[Intel-gfx] [PATCH] drm/i915: workaround bad DSL readout v2

Mon Sep 14 06:02:44 PDT 2015

On Mon, Sep 14, 2015 at 11:10:04AM +0200, Daniel Vetter wrote:
> On Fri, Sep 11, 2015 at 01:33:08AM +0300, Ville Syrjälä wrote:
> > On Thu, Sep 10, 2015 at 02:57:32PM -0700, Jesse Barnes wrote:
> > > On 09/10/2015 02:53 PM, Ville Syrjälä wrote:
> > > > On Thu, Sep 10, 2015 at 02:38:53PM -0700, Jesse Barnes wrote:
> > > >> On HSW at least (still testing other platforms, but should be harmless
> > > >> elsewhere), the DSL reg reads back as 0 when read around vblank start
> > > >> time.  This ends up confusing the atomic start/end checking code, since
> > > >> it causes the update to appear as if it crossed a frame count boundary.
> > > >> Avoid the problem by making sure we don't return scanline_offset from
> > > >> the get_crtc_scanline function.  In moving the code there, I add to add
> > > >> an additional delay since it could be called and have a legitimate 0
> > > >> result for some time (depending on the pixel clock).
> > > >>
> > > >> v2: move hsw dsl read hack to get_crtc_scanline (Ville)
> > > >>
> > > >> References: https://bugs.freedesktop.org/show_bug.cgi?id=91579
> > > >> Signed-off-by: Jesse Barnes <jbarnes at virtuousgeek.org>
> > > >> ---
> > > >>  drivers/gpu/drm/i915/i915_irq.c | 21 +++++++++++++++++++++
> > > >>  1 file changed, 21 insertions(+)
> > > >>
> > > >> diff --git a/drivers/gpu/drm/i915/i915_irq.c b/drivers/gpu/drm/i915/i915_irq.c
> > > >> index 90bc6c2..97e5d52 100644
> > > >> --- a/drivers/gpu/drm/i915/i915_irq.c
> > > >> +++ b/drivers/gpu/drm/i915/i915_irq.c
> > > >> @@ -697,6 +697,27 @@ static int __intel_get_crtc_scanline(struct intel_crtc *crtc)
> > > >>  		position = __raw_i915_read32(dev_priv, PIPEDSL(pipe)) & DSL_LINEMASK_GEN3;
> > > >>  
> > > >>  	/*
> > > >> +	 * On HSW, the DSL reg (0x70000) appears to return 0 if we
> > > >> +	 * read it right around the start of vblank.  So try it again
> > > >> +	 * so we don't accidentally end up spanning a vblank frame
> > > >> +	 * increment, causing the pipe_update_end() code to squak at us.
> > > >> +	 */
> > > >> +	if (IS_HASWELL(dev) && !position) {
> > > >> +		int i, temp;
> > > >> +
> > > >> +		for (i = 0; i < 100; i++) {
> > > >> +			udelay(1);
> > > >> +			temp = __raw_i915_read32(dev_priv, PIPEDSL(pipe)) &
> > > >> +				DSL_LINEMASK_GEN3;
> > > >> +			if (temp != position) {
> > > >> +				position = temp;
> > > >> +				goto out;
> > > >> +			}
> > > >> +		}
> > > >> +	}
> > > > 
> > > > Hmm.
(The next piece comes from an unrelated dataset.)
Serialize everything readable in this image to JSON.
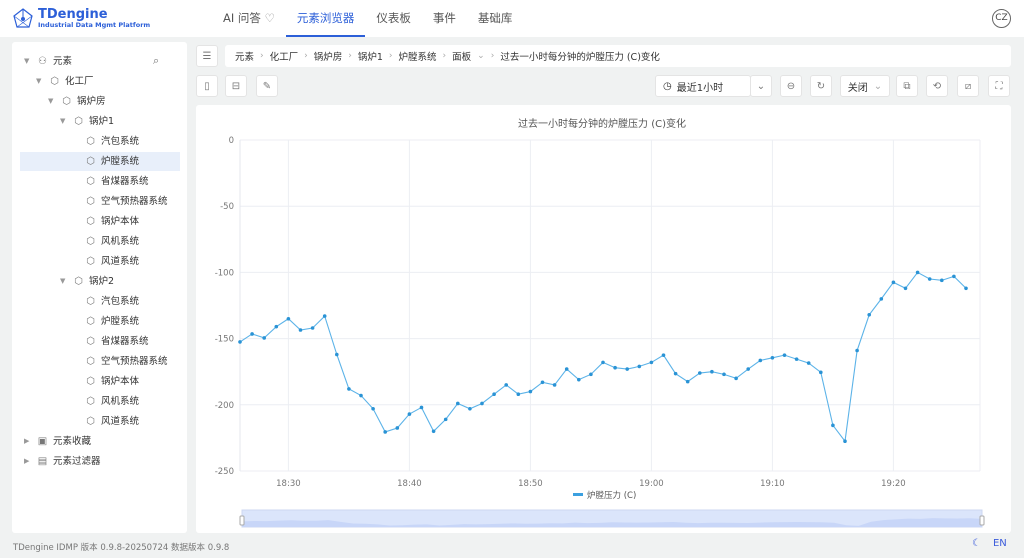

Another idea. If it always happens at start of vbl, maybe have a
> > > > look at the ISR. If scanline reads 0, but ISR says we're in vblank, just
> > > > return vblank_start. That's assming ISR would in fact show that it's in
> > > > vblank when this happens.
> > > 
> > > Sounds a bit racy,
> > 
> > Not too much I think. We're under spinlock_irqsave here, and if the
> > scanline should magically start to tick just after we've read it we
> > would still give almost the right answer, even if we got magically
> > delayed by one or two scanlines. That's assuming that it has already
> > latched the double buffered registers when it goes wonky. If the
> > register latching happens only when the counter starts working again,
> > well then we're in deeper doodoo. But then I wouldn't expect ISR to
> > indicate that we're in vblank then either. So I think you should
> > definitely check what the ISR actually tells you while things are
> > in the bad state.
> 
> There's still a race
> 1. we read bogus vblank counter
> 2. vblank processing completes in hw
> 3. ISR indicates where out of vblank.
> 
> So you'd need at least a loop to make sure you're 0 vblank counter is
> stable across the ISR read.

Seems rather unlikely. That would mean something blocked us for the entire
duration of the vblank.

> -Daniel
> 
> > In case the badness happens just before start of vblank, well, then
> > I have no good idea how to handle it. This sort of retry loop is
> > the best that comes to mind right now :(
> > 
> > > though I guess it wouldn't hurt.  I'm actually a
> > > little dubious about this change anyway since it will mean longer delays
> > > when we really are at the top of the field/frame.  You sure you don't
> > > like the first one better?
> > 
> > The first one can't help vblank timestamps. Although I suppose that if
> > the badness always cures itself before the interrupt gets raised, we
> > would not hit this normally when we update the timestamp from the irq
> > handler. We could hit it when updating the timestamp outside the irq
> > handler though (ie. during vblank_get/put etc.).
> 
> On top of that there's patches floating from Chris to get a vblank
> timestamp without grabbing the interrupts temporarily or any spinlock.
> That helps when we immediately disable the interrupt and then a bit later
> the compositors asks for the current vblank to estimate the next frame.

I think we all already agreed that it's not going to fly. If we don't
ask the hw how many vblanks we lost we can't give userspace any kind
of accurate information.

> So if possible I'd definitely vote to share this "fix up bonghits vblank"
> logic if possible ...

I have no idea what you're looking to share and with whom. I do not want
workarounds for hardware specific bugs in the shared vblank code. We
already had that due to radeon, and that stuff has been doing nothing
for us except hinder attempts at making the code work sanely for sane
Intel hardware.

Which reminds me, I need to post a pile of vblank patches...

-- 
Ville Syrjälä
Intel OTC